Some observers expect rents in some centers to fall. The Vedomosti daily reported in September that after a weak summer for the retail sector, some shopping centers were experiencing an exodus of tenants and were offering discounts on rent. "Some market participants are even forecasting that in six months rental prices at some less well-located shopping centers could drop by a third," the daily reported.

Colliers' Osipova said the surge in construction of retail complexes beyond the Garden Ring could cause several less successful shopping complexes to adjust their prices, while Yulia Nikulicheva from Jones Lang LaSalle said she expected the rents on retail outlets in residential areas to drop by 10 percent to 15 percent in the next two to three years. However, Molodtsova of DTZ disagreed, saying she did not see how rental prices could change in that time span.

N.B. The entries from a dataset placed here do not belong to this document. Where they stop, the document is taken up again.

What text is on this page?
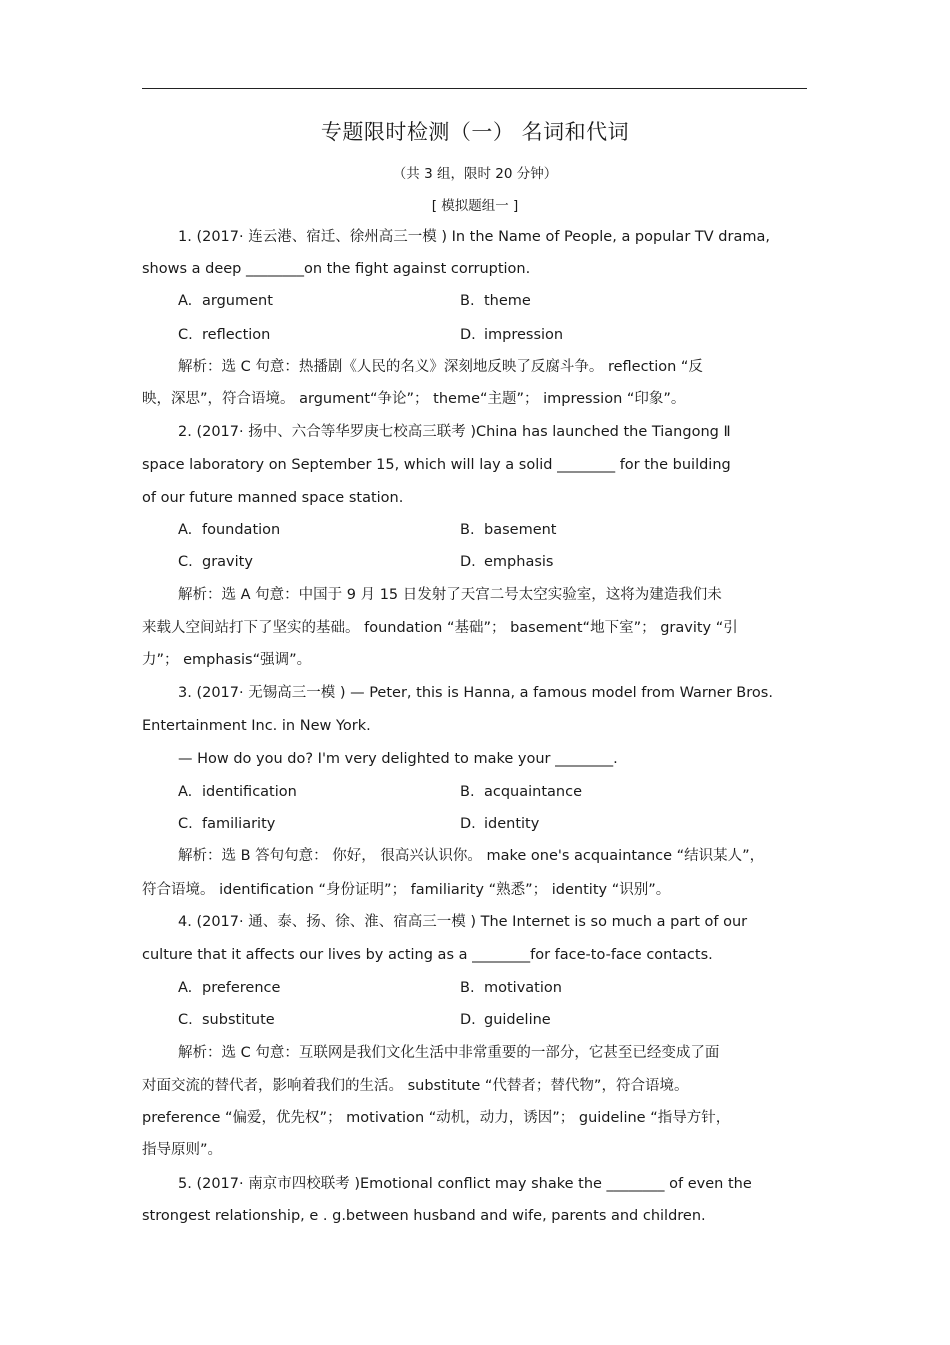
专题限时检测（一） 名词和代词
（共 3 组，限时 20 分钟）
[ 模拟题组一 ]
1. (2017· 连云港、宿迁、徐州高三一模 ) In the Name of People, a popular TV drama,
shows a deep ________on the fight against corruption.
A. argument	B. theme
C. reflection	D. impression
解析：选 C 句意：热播剧《人民的名义》深刻地反映了反腐斗争。 reflection “反
映，深思”，符合语境。 argument“争论”； theme“主题”； impression “印象”。
2. (2017· 扬中、六合等华罗庚七校高三联考 )China has launched the Tiangong Ⅱ
space laboratory on September 15, which will lay a solid ________ for the building
of our future manned space station.
A. foundation	B. basement
C. gravity	D. emphasis
解析：选 A 句意：中国于 9 月 15 日发射了天宫二号太空实验室，这将为建造我们未
来载人空间站打下了坚实的基础。 foundation “基础”； basement“地下室”； gravity “引
力”； emphasis“强调”。
3. (2017· 无锡高三一模 ) — Peter, this is Hanna, a famous model from Warner Bros.
Entertainment Inc. in New York.
— How do you do? I'm very delighted to make your ________.
A. identification	B. acquaintance
C. familiarity	D. identity
解析：选 B 答句句意： 你好， 很高兴认识你。 make one's acquaintance “结识某人”，
符合语境。 identification “身份证明”； familiarity “熟悉”； identity “识别”。
4. (2017· 通、泰、扬、徐、淮、宿高三一模 ) The Internet is so much a part of our
culture that it affects our lives by acting as a ________for face-to-face contacts.
A. preference	B. motivation
C. substitute	D. guideline
解析：选 C 句意：互联网是我们文化生活中非常重要的一部分，它甚至已经变成了面
对面交流的替代者，影响着我们的生活。 substitute “代替者；替代物”，符合语境。
preference “偏爱，优先权”； motivation “动机，动力，诱因”； guideline “指导方针，
指导原则”。
5. (2017· 南京市四校联考 )Emotional conflict may shake the ________ of even the
strongest relationship, e . g.between husband and wife, parents and children.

Still, the market potential remains largely untapped. According to the Russian Council of Shopping Centers, about 1 million square meters of open markets are to be closed or transformed into "civilized" retail centers within the next four years, and 50 modern shopping centers totaling about 2.5 million square meters are to be built in the next five years.

"We expect this boom to continue for the next five years," said Nikulicheva of Jones Lang LaSalle.

Despite all the malls mushrooming around Moscow, Darnell of Monsoon-Accessorize said the inner city still needs well-defined shopping areas -- places like London's Oxford Street, King's Road, or Knightsbridge.

"We don't really have anything here besides Tverskaya," she said.

"We were struggling to find an appropriate space in the city center. If you know the brand, it's a very high-street brand, it should be located on the high street."